Il numero di esodati salvaguardati sale a 30mila 700 (dai precedenti 27mila 700). Aumentano in particolare, da 8mila a 11mila i lavoratori collocati in mobilità entro il 31 dicembre 2011, per effetto dello spostamento della data di cessazione dell’attività lavorativa al dicembre 2014 (prima, era il dicembre 2012). Spesa incrementata di 161 milioni di euro, che arrivano dal Fondo per interventi strutturali di politica economica.

=> Stabilità 2017: ottava salvaguardia esodati

Cumulo contributi professionisti

Sono stati inseriti fra gli aventi diritto al nuovo cumulo gratuito dei contributi anche i professionisti iscritti agli ordini. Il cumulo dei contributi, lo ricordiamo prevede la possibilità di raggiungere non solo la pensione di vecchiaia, ma anche quella di anzianità, sommando i periodi di versamenti presso gestioni previdenziali diverse, effettuando un calcolo pro quota in base alle regole di ciascuna gestione.

APE

L’anticipo pensionistico APE resta invariato: destinato a lavoratori con almeno 63 anni, consiste in un anticipo sulla pensione, erogato dall’INPS ma finanziato dal sistema bancario, che viene poi restituito con rate ventennali nel momento in cui si matura l’assegno previdenziale vero e proprio. Nel caso di ristrutturazioni aziendali, il trattamento è finanziato dall’impresa, mentre ci sono una serie di casi  in cui è carico del sistema pubblico (APE sociale): disoccupati di lunga durata, lavoratori che assistono una parente con grande handicap, riduzione della capacitò lavorativa pari almeno al 74%, lavori usuranti).

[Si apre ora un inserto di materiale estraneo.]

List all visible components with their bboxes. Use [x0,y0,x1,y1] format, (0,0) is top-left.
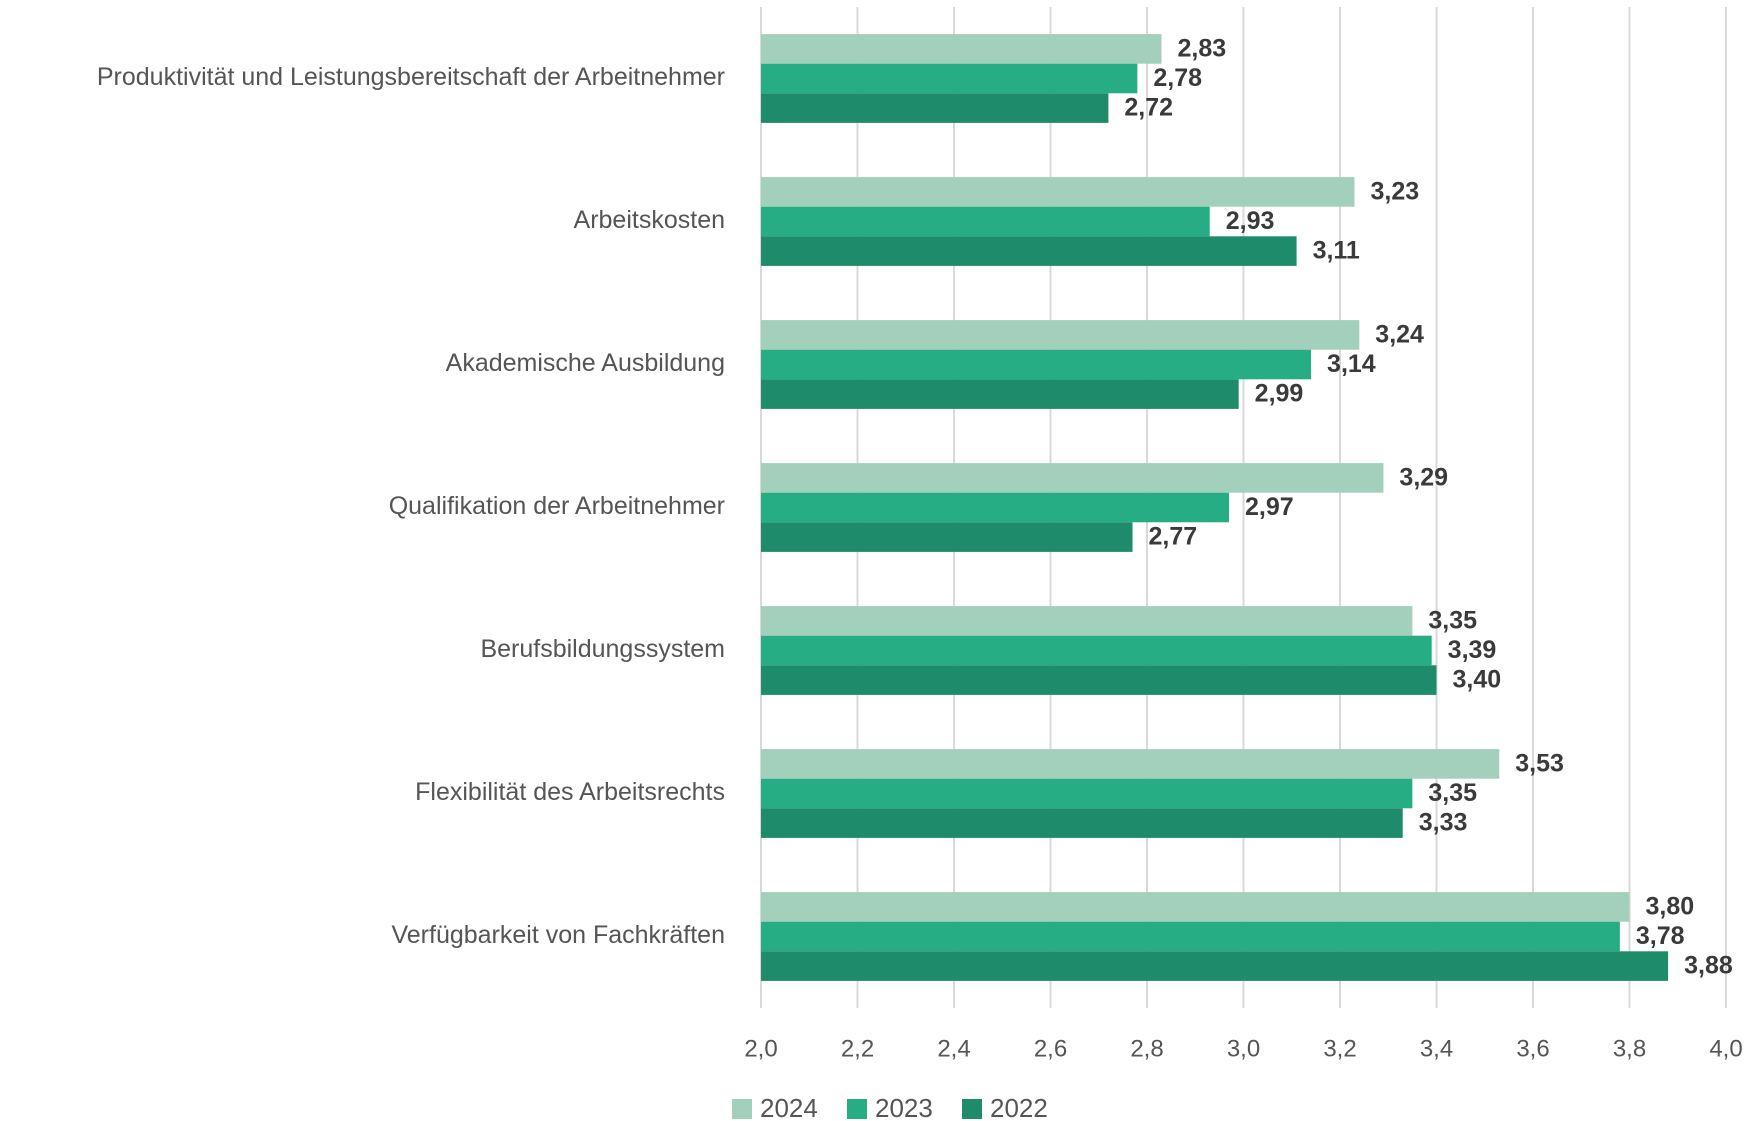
bar [761,892,1630,922]
bar [761,177,1355,207]
x-tick-label: 4,0 [1709,1035,1742,1062]
value-label: 3,33 [1419,809,1468,837]
bar [761,665,1437,695]
x-tick-label: 3,6 [1516,1035,1549,1062]
value-label: 3,11 [1313,237,1360,265]
value-label: 2,99 [1255,380,1304,408]
bar [761,463,1384,493]
value-label: 3,40 [1453,666,1502,694]
bar [761,379,1239,409]
value-label: 3,53 [1515,750,1564,778]
x-tick-label: 3,2 [1323,1035,1356,1062]
value-label: 2,93 [1226,207,1275,235]
value-label: 3,39 [1448,636,1497,664]
bar [761,808,1403,838]
value-label: 3,24 [1375,321,1424,349]
x-tick-label: 2,8 [1130,1035,1163,1062]
value-label: 3,23 [1370,178,1419,206]
x-tick-label: 3,8 [1613,1035,1646,1062]
value-label: 3,80 [1646,893,1695,921]
category-label: Produktivität und Leistungsbereitschaft … [97,63,725,91]
bar [761,635,1432,666]
value-label: 2,77 [1149,523,1198,551]
value-label: 3,29 [1399,464,1448,492]
value-label: 2,72 [1124,94,1173,122]
bar [761,236,1297,266]
bar [761,921,1620,952]
category-label: Berufsbildungssystem [480,635,725,663]
legend-label: 2024 [760,1093,818,1121]
value-label: 3,78 [1636,922,1685,950]
category-label: Akademische Ausbildung [446,349,725,377]
category-label: Arbeitskosten [574,206,725,234]
value-label: 2,97 [1245,493,1294,521]
category-label: Qualifikation der Arbeitnehmer [389,492,725,520]
x-tick-label: 2,4 [937,1035,970,1062]
bar [761,778,1413,809]
bar [761,93,1109,123]
bar [761,206,1210,237]
x-tick-label: 3,4 [1420,1035,1453,1062]
value-label: 3,88 [1684,952,1733,980]
bar [761,606,1413,636]
bar [761,522,1133,552]
legend-label: 2022 [990,1093,1048,1121]
bar [761,63,1138,94]
bar [761,34,1162,64]
bar [761,749,1500,779]
x-tick-label: 3,0 [1227,1035,1260,1062]
x-tick-label: 2,2 [841,1035,874,1062]
value-label: 3,14 [1327,350,1376,378]
value-label: 2,78 [1153,64,1202,92]
value-label: 3,35 [1428,607,1477,635]
bar [761,492,1230,523]
value-label: 2,83 [1177,35,1226,63]
bar [761,349,1312,380]
legend-swatch [962,1099,982,1119]
legend-swatch [847,1099,867,1119]
value-label: 3,35 [1428,779,1477,807]
x-tick-label: 2,6 [1034,1035,1067,1062]
bar [761,951,1669,981]
legend-label: 2023 [875,1093,933,1121]
bar [761,320,1360,350]
legend-swatch [732,1099,752,1119]
x-tick-label: 2,0 [744,1035,777,1062]
category-label: Flexibilität des Arbeitsrechts [415,778,725,806]
category-label: Verfügbarkeit von Fachkräften [391,921,725,949]
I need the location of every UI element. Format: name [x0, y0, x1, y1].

Sul fronte dell’APE sociale, è stata abbassata la compatibilità dell’APE con un reddito da lavoro autonomo fino a 4mila 800 euro annui (nella precedente formulazione, era prevista  la compatibilità fino a 8mila euro annui, che resta la soglia per il lavoro dipendente). Altra modifica: sia per l’anticipo pensionistico APE, sia per la RITA (rendita integrativa temporanea anticipata delle forme di previdenza complementare), è previsto che il Governo, entro il 10 settembre 2018, trasmetta una relazione dando conto dei risultati relativi alla sperimentazione per formulare proposte sull’eventuale prosecuzione.

Altre novità

Ci sono poi una serie di nuove norme per il rifinanziamento delle pensioni anticipate dei giornalisti di imprese editoriali in crisi, per le pensioni di inabilità relative ad alcune patologie. Restano sostanzialmente invariate le norme relative all’estensione della no tax area pensionati, potenziamento della 14esima mensilità, pensione anticipata lavori usuranti e precoci.